A relação que pretendemos analisar, durante o minicurso, é: subjetividade, ética e ontologia. Contribuindo para a percepção da necessidade de relações interpessoais e institucionais que se esforcem na convivência com a alteridade, numa acolhida do outro que nos aparece numa multiplicidade de rostos. Deste modo, a pesquisa dirige-se a aportar relevante contribuição para a reflexão filosófica e para a sociedade, por abordar a subjetividade e a ontologia no horizonte ético desde uma leitura do pensamento levinasiano, sabendo que o maior empenho levinasiano tenha sido retirar a relação Mesmo-outro do predomínio do ser.

Para o nosso estudo, além de verificar a revisão filosófica e a crítica levinasiana, queremos dirigir a atenção para a permanência da ontologia, sabendo que não se trata daquela proposta por Hedeigger, mas uma ontologia antecedida pela ética, entretanto, ainda ontologia. Aliás, parece-nos e procuraremos perscrutar: Levinas se deteve tanto na crítica, que terminou por apresentar a manutenção da ontologia de maneira tímida, especialmente ao final de Autrement qu´être. De nossa parte, ir ao trecho final da obra de 1974, constitui um direcionamento peculiar em nosso minicurso, visando expor a subjetividade ética como um outro lugar para a ontologia, especialmente com o aparecimento do terceiro, quando a justiça é invocada e a ontologia surge como elemento de condição dessa justiça.  

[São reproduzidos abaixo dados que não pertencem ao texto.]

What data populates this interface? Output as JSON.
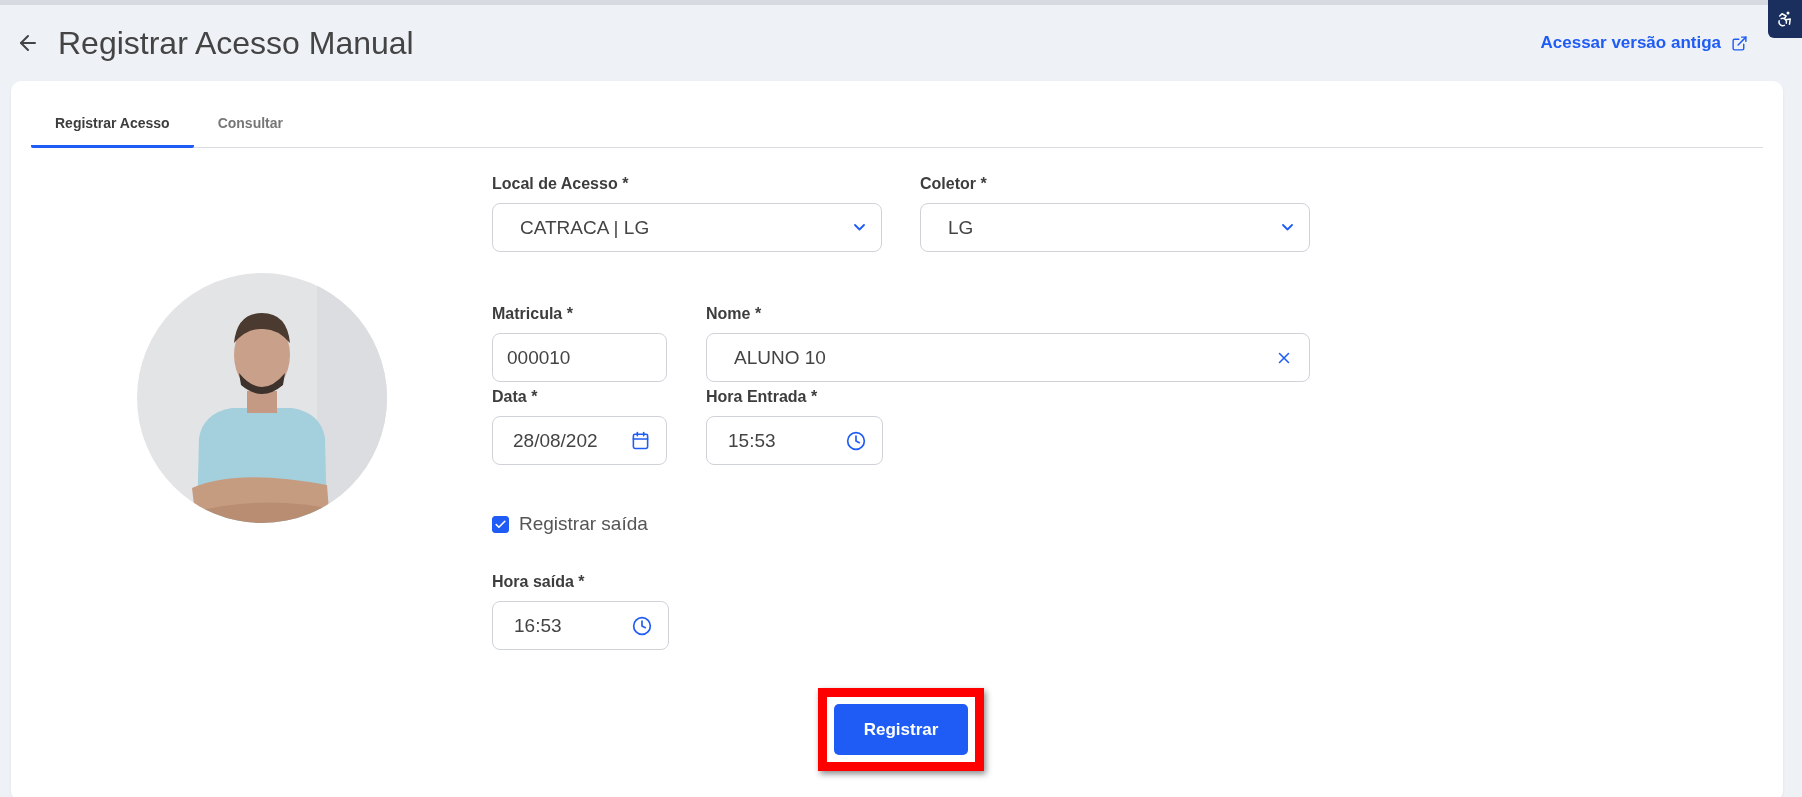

A constituição da subjetividade na filosofia da alteridade, com a proposta da saída do predomínio do ser, mostra-se uma revisão do pensamento ocidental, portanto, Levinas se insere entre os pensadores do século XX que pretenderam uma outra abordagem do sentido, do humano e das relações. Levinas entende que a filosofia do Ocidente tem sido, no geral, um esquecimento do outro. Dentre as revisões filosóficas encampadas no século XX, a originalidade de Levinas é a inversão: o ente antes do ser. Uma abertura ao outro como transcendência radical, uma saída do si mesmo. A filosofia de Levinas faz críticas a uma subjetividade monótona e solitária, regida pelo ser. Para ele, a subjetividade se torna plenamente formada por meio de sua saída para o outro, isto é, o outro no Mesmo. A saída, pensada por Levinas é a saída do ser, saída de si mesmo, numa perspectiva de se ter uma subjetividade ética: o Mesmo responsável pelo outro. 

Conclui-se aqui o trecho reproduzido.